The White House has launched six consecutive nights of attacks on Iranian territory, and President Donald Trump has threatened to extend operations to key infrastructure if diplomatic contacts fail. Iran has responded with retaliatory attacks against US bases in Syria. Despite the seriousness of the conflict, investors are looking more at monetary policy than at the geopolitical chessboard. The head of the Fed, Kevin Warsh, reiterated his commitment to price stability, and markets now value a 51% probability of a rate hike in September, compared to lower expectations the previous day.
Central banks buy gold against the tide
While speculators flee, a structural force acts in the opposite direction. Central banks, led by Poland and China, continue to increase their gold reserves. A survey by the World Gold Council among 74 issuing institutions reveals that 45% expect to increase their holdings in the next twelve months, the highest percentage since measurements began in 2018. Only one entity plans to reduce its stocks. This official demand, unaffected by interest rate fluctuations, has prevented the metal from piercing the 4,000 dollars support more violently.
Technical indicators reinforce the view of a digestion phase rather than panic. The RSI stands at 40.7, far from the oversold zone. The current price is 6.5% below the 50-day average (4,304.19 dollars) and 11.4% below the 200-session average (4,540.10 dollars). The breadth of the movement suggests that the correction has been intense but not catastrophic. In fact, the ounce remains just 1.94% above the 52-week low, recorded at 3,901 dollars at the end of October 2025.

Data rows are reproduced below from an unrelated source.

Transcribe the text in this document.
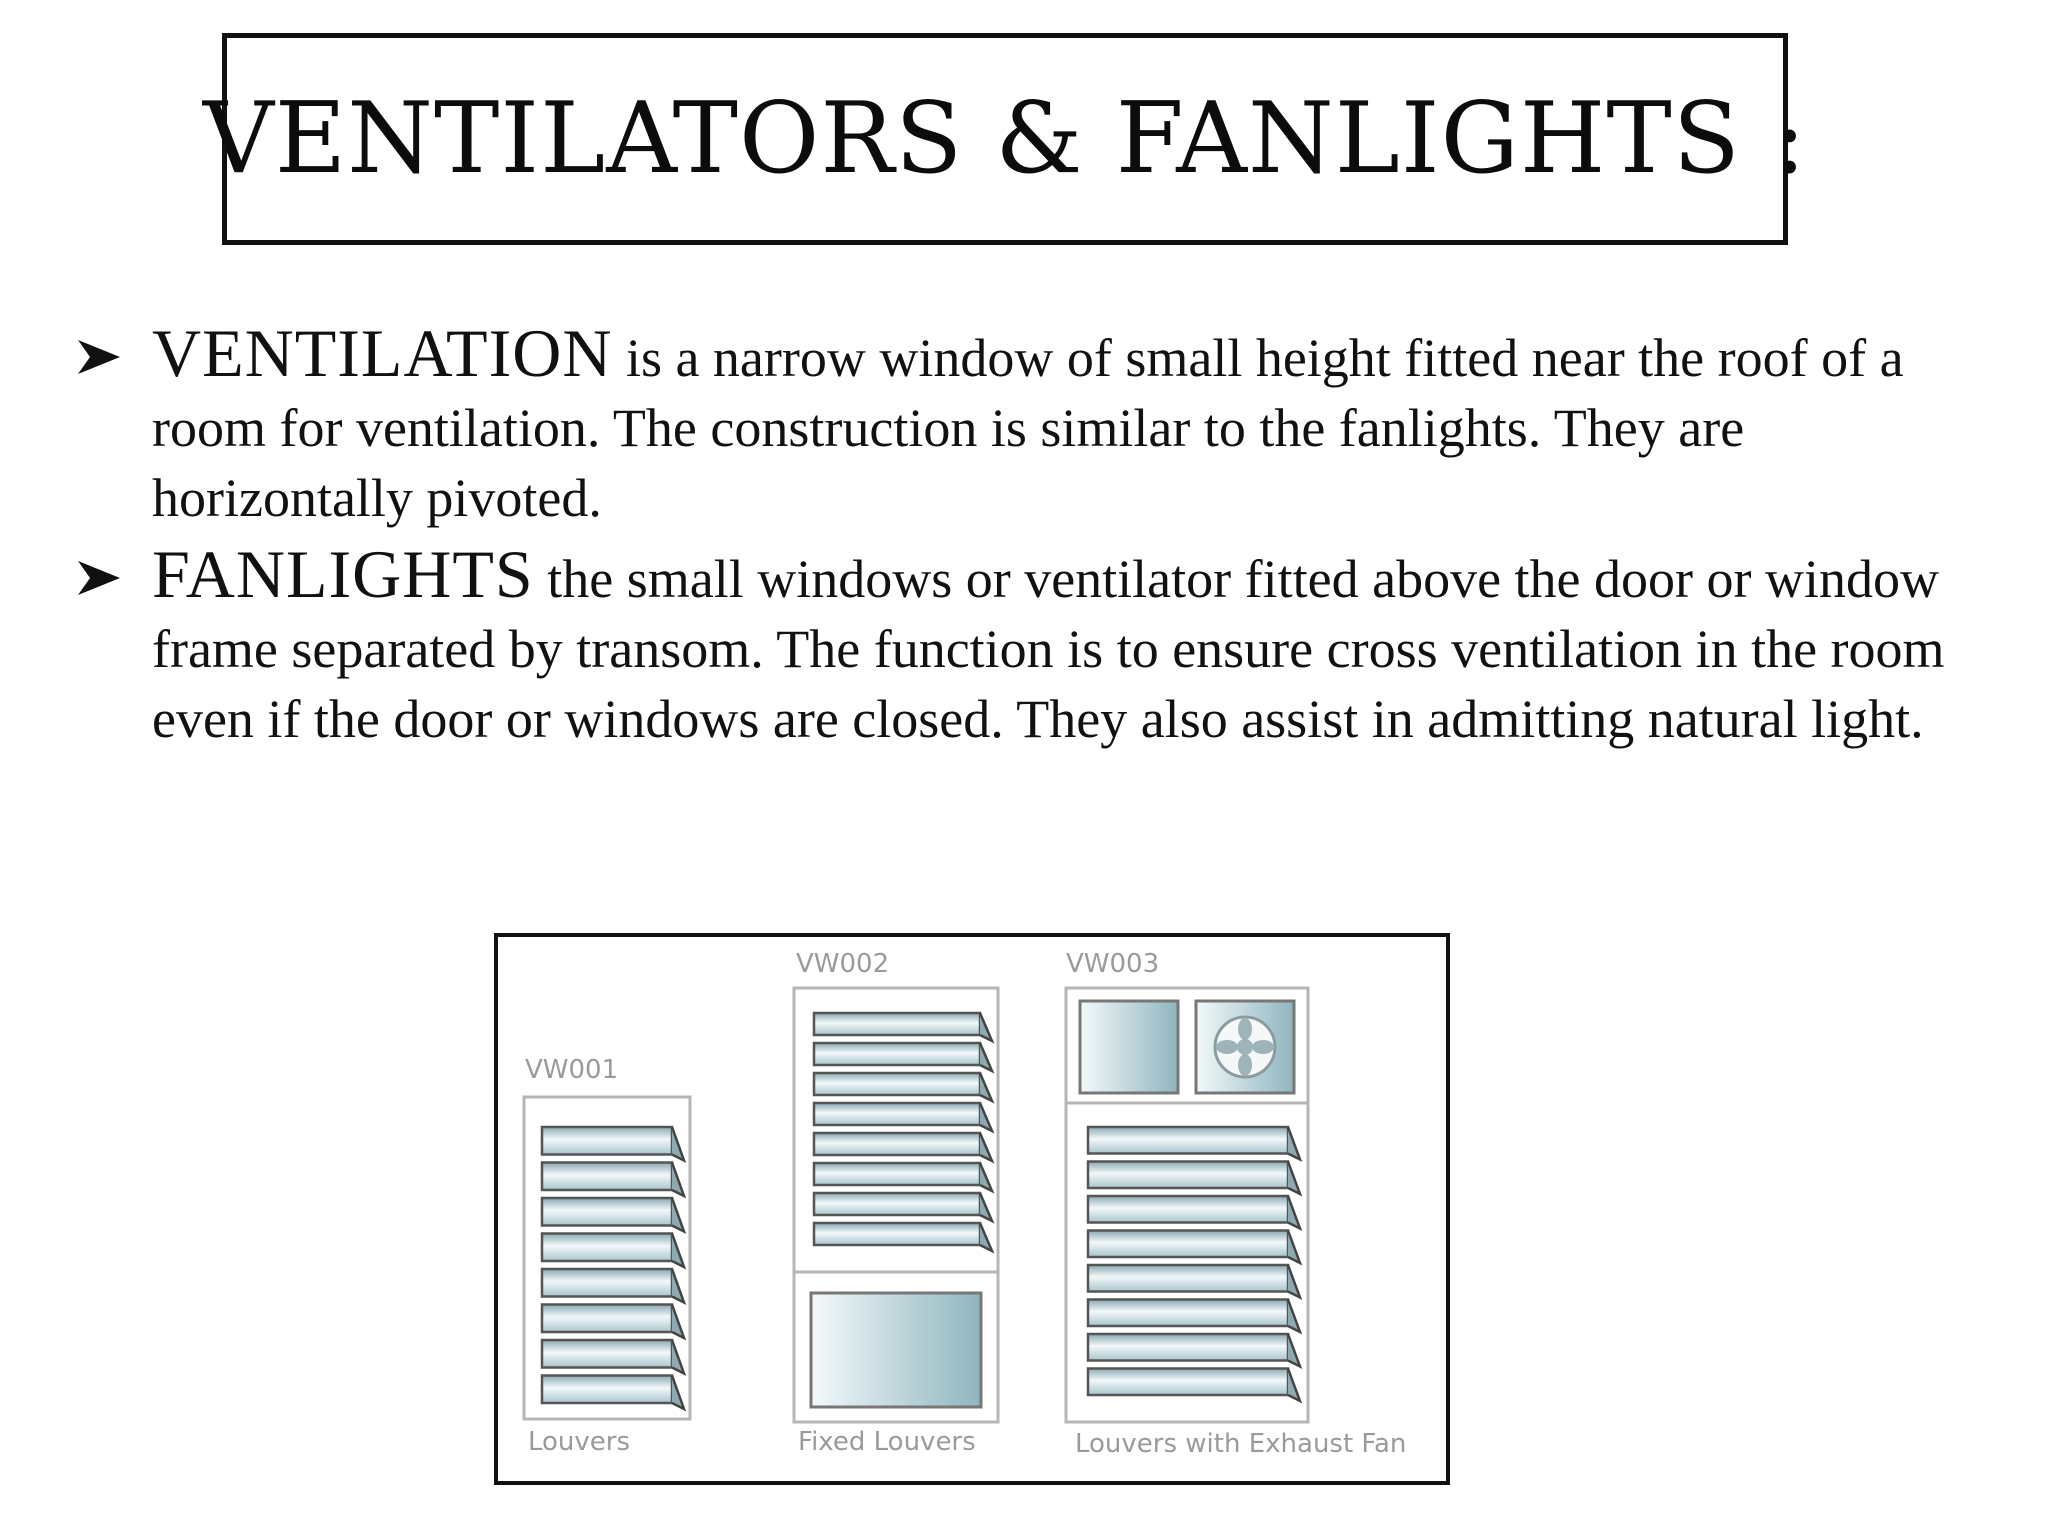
VENTILATORS & FANLIGHTS :
VENTILATION is a narrow window of small height fitted near the roof of a room for ventilation. The construction is similar to the fanlights. They are horizontally pivoted.
FANLIGHTS the small windows or ventilator fitted above the door or window frame separated by transom. The function is to ensure cross ventilation in the room even if the door or windows are closed. They also assist in admitting natural light.
VW001
VW002	VW003
Louvers	Fixed Louvers	Louvers with Exhaust Fan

Silver and copper suffer the same punishment
Silver, which shares the same logic of a non-yielding asset, suffers even more. Its price has fallen to 55.58 dollars per ounce, the lowest level in eight months, with a monthly drop exceeding 20%. Copper, for its part, has dropped 0.41% to 6.26 dollars, weighed down by the same combination of high rates and a strong dollar. The paradox is complete: oil, the big winner of the crisis, becomes the indirect executioner of precious metals.
Short-term prospects depend on two factors: the evolution of the conflict in the Middle East and the signals emitted by the Fed in the coming weeks. If the situation in Hormuz worsens, crude could rise even further, reinforcing inflationary pressure and prolonging gold's agony. Conversely, a de-escalation would shift attention back to macro data and central bank demand, which remains the strongest anchor in the market. Until then, the precious metal dances between two logics that have rarely taken it in the same direction.
For the individual investor, the lesson is clear: in a high-rate environment, gold loses its appeal as a safe haven, even with wars underway. Those looking to protect themselves from inflation should monitor the Fed's decisions in September and the evolution of crude. Meanwhile, central bank demand offers a floor, but not an immediate bullish impetus.